In an article on a study authored by Dr. Isabell Steineck, from Aarhus University Hospital in Denmark, research conducted over the course of seven years indicated: people with type 1 diabetes who use insulin pumps seem to have a much lower risk of dying from heart disease or stroke prematurely than those who rely on multiple daily injections of insulin. Here are a few more highlights:
The researchers found a 45 percent lower risk of dying from heart disease early for insulin pump users. And the risk of dying early from heart disease or stroke was 42 percent lower for insulin pump users, while the risk of all-cause death was 27 percent lower during the seven-year study period.
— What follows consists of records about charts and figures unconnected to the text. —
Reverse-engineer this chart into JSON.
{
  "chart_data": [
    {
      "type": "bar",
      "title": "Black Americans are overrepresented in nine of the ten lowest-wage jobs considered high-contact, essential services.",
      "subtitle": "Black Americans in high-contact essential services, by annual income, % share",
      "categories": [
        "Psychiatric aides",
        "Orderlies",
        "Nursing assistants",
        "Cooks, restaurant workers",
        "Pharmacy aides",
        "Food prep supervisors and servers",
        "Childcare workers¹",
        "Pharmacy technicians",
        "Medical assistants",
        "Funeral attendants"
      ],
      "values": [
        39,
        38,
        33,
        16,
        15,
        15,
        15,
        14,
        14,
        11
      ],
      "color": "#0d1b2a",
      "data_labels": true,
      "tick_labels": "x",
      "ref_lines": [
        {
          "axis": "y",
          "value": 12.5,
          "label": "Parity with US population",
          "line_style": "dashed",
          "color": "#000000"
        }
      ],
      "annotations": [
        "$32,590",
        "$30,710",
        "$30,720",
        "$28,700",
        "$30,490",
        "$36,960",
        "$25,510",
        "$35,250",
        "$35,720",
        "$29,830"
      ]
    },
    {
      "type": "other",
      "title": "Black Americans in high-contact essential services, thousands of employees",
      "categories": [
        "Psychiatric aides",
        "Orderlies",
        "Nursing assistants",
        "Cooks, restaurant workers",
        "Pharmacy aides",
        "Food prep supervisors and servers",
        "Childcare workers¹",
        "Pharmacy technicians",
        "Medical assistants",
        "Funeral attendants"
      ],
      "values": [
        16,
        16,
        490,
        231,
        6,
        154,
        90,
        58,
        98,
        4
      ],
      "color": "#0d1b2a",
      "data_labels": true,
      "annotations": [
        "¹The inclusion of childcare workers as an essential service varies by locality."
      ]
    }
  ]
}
Because this was only an observational study, the authors can’t say for sure that insulin pumps lowered death risk during the study, although they did find a significant association between these factors.
The findings were published recently in the BMJ [a peer-reviewed medical journal formerly known as the British Medical Journal]. No funding for the study was provided by insulin pump manufacturers, Steineck added.
So how might insulin pumps reduce the risk of premature death? It’s possible they reduce the number of severe episodes of low blood sugar levels (hypoglycemia), the study authors suggested. Hypoglycemia has been linked to heart disease risk, they said.
It’s also possible that the additional education received when switching from injections to an insulin pump may help patients better manage their blood sugar levels, Steineck noted.
Good news, you say? There’s a downside, which is the cost of type 1 diabetes care. As the article indicates, fewer than half of Americans with type 1 diabetes use an insulin pump, demonstrating the need for greater insurance coverage. Additionally, the positive effect may be attributable to intensified glucose monitoring, which reminds me to remind you of the legislative bills sitting in the halls of Congress for years now that would make sure that people over the age of 65, who are Medicare-eligible, have access to life-saving Continuous Glucose Monitors (CGM).
So today, I’ll go red in honor of Heart Month, accent with a touch of blue, the universal color of the diabetes community, and give props to the potential of the pump to lower the risk of dying from heart disease. But make no mistake, I’m still mad because many type ones simply can’t afford insulin pump therapy.